Recipe: $9.26 | Per Serving: $1.55 | Yield: 6
I know I’m not alone when I say I think pizza is one of the best foods on the planet. So versatile! So easy! So delicious! And as much as I love an NYC-style slice, or a traditional Napolitano-style pizza, I’m also super into quickly making pizza at home. Like to make in 20 minutes. Enter my favorite cheat: Pita Pizzas!
This is another one of those hey-lets-stop-at-Trader Joe’s-real-quick kind of meals. They are possibly my absolute favorite kinds of meals right now, because we are visiting friends and family all over the U-S-of-A and having a ready-to-use kitchen at my disposal has not been part of our daily life.
As for these pita pizzas, they’re easy and they’re versatile, and they’re pretty affordable. Around $1.50 per pita is awesome, especially since that price includes the entire 16-ounce tub of ricotta, which you might not use. Feel free to swap out the veggies (bell peppers? onions?), or add some meat (sausage? shredded chicken?), or even replace the ricotta with tomato slices or good ol’ pizza sauce. I love the creaminess of ricotta, but I get that it isn’t for everyone. I mean, I don’t fully get it, because I can eat it with a spoon, but ya know, you do you.
Anyway, in other news, Baltimore is pretty great! It’s definitely a cool city and I’m (so far) glad that we’re working on making it our new home. And I’m already looking forward to sending Zac off to the store to purchase ingredients for all these easy weeknight meals we’ve been cooking up. Muahaha.Print
- 1 Tablespoon butter or olive oil
- 3 cups sliced mushrooms
- 3 cups chopped zucchini
- 1/4 teaspoon salt
- 1/4 teaspoon red pepper flakes
- 6 whole wheat pitas
- 12–16 ounces ricotta cheese
- optional: 1 garlic clove, minced
- Warm the butter or oil in a large pan. Sauté sliced mushrooms until soft and fragrant, about 8 minutes. Add zucchini, salt, red pepper flakes, pepper, and optional garlic. Sauté another 5 minutes, stirring occasionally.

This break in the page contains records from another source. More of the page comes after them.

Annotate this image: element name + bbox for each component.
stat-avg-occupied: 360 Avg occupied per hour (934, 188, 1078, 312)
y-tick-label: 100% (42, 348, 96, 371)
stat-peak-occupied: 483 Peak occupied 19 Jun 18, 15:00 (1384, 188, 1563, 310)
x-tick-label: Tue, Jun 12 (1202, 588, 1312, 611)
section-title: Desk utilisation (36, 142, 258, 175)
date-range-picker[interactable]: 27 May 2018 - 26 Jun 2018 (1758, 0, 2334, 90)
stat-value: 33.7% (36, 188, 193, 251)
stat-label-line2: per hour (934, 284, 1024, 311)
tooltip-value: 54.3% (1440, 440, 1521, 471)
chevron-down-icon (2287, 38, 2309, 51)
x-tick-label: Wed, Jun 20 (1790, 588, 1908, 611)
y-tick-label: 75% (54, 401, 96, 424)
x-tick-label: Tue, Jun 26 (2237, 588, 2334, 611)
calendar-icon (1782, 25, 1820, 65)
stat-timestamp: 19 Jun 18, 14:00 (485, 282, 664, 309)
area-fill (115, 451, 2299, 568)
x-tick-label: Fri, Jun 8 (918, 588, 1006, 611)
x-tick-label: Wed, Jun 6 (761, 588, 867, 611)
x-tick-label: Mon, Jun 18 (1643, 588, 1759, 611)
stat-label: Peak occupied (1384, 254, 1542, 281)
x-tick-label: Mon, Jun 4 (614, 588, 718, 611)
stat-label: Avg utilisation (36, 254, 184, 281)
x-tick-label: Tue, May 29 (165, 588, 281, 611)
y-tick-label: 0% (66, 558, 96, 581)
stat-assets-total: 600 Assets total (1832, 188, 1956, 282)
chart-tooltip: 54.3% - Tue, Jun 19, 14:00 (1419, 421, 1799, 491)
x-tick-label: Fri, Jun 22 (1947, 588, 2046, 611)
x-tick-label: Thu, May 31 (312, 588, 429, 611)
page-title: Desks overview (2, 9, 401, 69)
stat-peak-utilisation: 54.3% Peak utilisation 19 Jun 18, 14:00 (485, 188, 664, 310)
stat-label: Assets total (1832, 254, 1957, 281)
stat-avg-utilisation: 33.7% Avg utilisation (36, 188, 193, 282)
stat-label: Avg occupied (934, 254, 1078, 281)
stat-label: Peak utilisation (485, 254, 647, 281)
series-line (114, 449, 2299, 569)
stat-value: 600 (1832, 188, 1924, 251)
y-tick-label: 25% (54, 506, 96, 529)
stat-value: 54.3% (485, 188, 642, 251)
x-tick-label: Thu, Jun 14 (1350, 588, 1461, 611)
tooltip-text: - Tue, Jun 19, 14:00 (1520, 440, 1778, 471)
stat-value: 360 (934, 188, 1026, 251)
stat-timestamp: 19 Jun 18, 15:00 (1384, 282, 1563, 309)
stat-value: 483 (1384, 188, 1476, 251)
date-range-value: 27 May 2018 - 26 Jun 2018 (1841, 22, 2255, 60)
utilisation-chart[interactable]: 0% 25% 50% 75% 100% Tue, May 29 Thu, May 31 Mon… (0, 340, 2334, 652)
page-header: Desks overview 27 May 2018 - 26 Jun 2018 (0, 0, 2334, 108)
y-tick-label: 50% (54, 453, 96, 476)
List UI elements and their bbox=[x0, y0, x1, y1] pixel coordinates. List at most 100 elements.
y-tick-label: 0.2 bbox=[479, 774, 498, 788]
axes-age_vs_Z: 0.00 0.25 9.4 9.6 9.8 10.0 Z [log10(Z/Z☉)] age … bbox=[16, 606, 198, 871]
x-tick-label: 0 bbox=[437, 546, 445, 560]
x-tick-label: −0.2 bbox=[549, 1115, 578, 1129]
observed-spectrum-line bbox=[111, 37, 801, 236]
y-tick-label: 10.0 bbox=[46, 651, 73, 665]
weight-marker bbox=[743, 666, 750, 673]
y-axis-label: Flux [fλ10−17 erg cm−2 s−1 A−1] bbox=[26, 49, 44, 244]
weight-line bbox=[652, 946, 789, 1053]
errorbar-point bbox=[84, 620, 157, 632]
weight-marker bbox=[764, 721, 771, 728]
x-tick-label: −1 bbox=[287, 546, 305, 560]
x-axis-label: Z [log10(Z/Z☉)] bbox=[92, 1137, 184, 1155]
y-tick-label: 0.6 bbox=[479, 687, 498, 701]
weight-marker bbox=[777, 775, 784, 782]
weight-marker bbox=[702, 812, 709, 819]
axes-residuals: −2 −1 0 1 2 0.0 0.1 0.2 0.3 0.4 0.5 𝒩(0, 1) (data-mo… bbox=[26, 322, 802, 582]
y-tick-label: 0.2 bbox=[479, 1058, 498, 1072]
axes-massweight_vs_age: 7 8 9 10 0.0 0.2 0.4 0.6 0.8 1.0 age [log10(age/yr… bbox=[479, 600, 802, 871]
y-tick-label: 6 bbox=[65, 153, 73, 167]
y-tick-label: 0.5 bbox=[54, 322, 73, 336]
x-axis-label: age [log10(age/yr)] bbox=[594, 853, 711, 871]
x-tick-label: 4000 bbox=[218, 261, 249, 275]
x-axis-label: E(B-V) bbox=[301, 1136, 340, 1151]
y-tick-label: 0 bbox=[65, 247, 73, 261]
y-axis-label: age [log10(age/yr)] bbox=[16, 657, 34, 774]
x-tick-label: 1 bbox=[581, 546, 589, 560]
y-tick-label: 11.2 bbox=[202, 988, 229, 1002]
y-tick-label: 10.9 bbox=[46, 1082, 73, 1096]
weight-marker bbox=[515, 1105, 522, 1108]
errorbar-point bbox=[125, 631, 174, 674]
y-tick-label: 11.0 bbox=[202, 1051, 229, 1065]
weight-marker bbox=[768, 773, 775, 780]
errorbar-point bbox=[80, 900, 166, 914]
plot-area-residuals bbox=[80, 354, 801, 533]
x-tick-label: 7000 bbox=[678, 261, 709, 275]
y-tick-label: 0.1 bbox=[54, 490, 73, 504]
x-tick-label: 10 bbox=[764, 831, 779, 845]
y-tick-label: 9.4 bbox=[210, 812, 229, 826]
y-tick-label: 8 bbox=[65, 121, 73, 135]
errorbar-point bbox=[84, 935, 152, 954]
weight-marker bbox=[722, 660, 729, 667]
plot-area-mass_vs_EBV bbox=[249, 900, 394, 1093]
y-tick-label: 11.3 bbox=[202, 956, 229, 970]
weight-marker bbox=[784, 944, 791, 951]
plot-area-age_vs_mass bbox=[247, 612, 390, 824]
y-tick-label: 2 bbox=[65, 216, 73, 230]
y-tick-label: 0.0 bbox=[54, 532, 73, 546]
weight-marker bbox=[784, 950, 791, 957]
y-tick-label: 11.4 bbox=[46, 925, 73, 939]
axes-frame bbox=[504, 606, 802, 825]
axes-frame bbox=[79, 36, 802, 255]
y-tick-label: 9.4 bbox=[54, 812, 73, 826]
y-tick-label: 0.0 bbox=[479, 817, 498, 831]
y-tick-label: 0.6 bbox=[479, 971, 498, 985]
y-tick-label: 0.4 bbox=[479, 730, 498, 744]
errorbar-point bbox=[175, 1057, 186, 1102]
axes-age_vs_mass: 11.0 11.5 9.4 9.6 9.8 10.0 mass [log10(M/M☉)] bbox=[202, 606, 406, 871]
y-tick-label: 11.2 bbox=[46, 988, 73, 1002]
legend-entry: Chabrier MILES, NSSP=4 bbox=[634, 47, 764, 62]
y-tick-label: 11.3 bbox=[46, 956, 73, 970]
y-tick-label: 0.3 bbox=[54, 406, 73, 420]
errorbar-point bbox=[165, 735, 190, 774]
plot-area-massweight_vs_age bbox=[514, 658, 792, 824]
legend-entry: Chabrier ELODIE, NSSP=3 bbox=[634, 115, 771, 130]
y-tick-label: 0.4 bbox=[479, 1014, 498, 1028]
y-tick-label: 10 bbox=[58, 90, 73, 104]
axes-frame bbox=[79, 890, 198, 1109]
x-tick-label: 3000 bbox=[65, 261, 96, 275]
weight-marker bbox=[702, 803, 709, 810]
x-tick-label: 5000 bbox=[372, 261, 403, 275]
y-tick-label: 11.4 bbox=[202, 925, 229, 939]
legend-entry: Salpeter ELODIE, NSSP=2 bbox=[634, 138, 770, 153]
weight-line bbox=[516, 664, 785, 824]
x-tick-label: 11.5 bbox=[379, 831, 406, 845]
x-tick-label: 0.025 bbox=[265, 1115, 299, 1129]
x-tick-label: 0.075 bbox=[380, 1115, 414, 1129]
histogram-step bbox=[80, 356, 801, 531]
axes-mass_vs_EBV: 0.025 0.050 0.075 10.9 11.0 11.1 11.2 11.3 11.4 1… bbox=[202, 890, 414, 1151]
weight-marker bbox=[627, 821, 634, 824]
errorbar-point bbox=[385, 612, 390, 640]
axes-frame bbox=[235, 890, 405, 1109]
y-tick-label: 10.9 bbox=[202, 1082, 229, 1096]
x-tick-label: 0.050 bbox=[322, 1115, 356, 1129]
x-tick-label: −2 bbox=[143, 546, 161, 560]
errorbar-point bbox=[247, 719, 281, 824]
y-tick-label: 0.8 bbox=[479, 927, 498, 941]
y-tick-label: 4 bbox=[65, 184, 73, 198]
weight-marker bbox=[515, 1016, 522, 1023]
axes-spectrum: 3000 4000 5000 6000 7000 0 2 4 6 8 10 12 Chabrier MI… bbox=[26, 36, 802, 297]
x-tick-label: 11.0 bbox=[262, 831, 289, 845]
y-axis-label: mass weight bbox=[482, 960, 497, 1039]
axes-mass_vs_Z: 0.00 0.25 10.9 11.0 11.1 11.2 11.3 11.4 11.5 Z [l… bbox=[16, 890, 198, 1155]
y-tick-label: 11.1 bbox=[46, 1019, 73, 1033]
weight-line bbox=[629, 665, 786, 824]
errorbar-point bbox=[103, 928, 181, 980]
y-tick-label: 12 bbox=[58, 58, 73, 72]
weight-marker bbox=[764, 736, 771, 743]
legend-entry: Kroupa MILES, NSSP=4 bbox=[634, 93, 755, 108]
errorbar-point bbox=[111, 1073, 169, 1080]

- Place pitas on 1-2 large baking sheets. (Optional: mix the minced garlic with the ricotta cheese.) Spread ricotta cheese on each pita. Top with cooked vegetable mixture.
- Bake on 450ºF for about 10-12 minutes. Serve immediately or freeze for later!
To freeze: let cool completely. Place wax paper on top of each pizza and stack. Place in freezer bags and freeze. Alternately – freeze flat on baking sheet for 1 hour them move to freezer bag.
Toppings: start with about 5-6 cups raw vegetables, and up to 1 cup meat.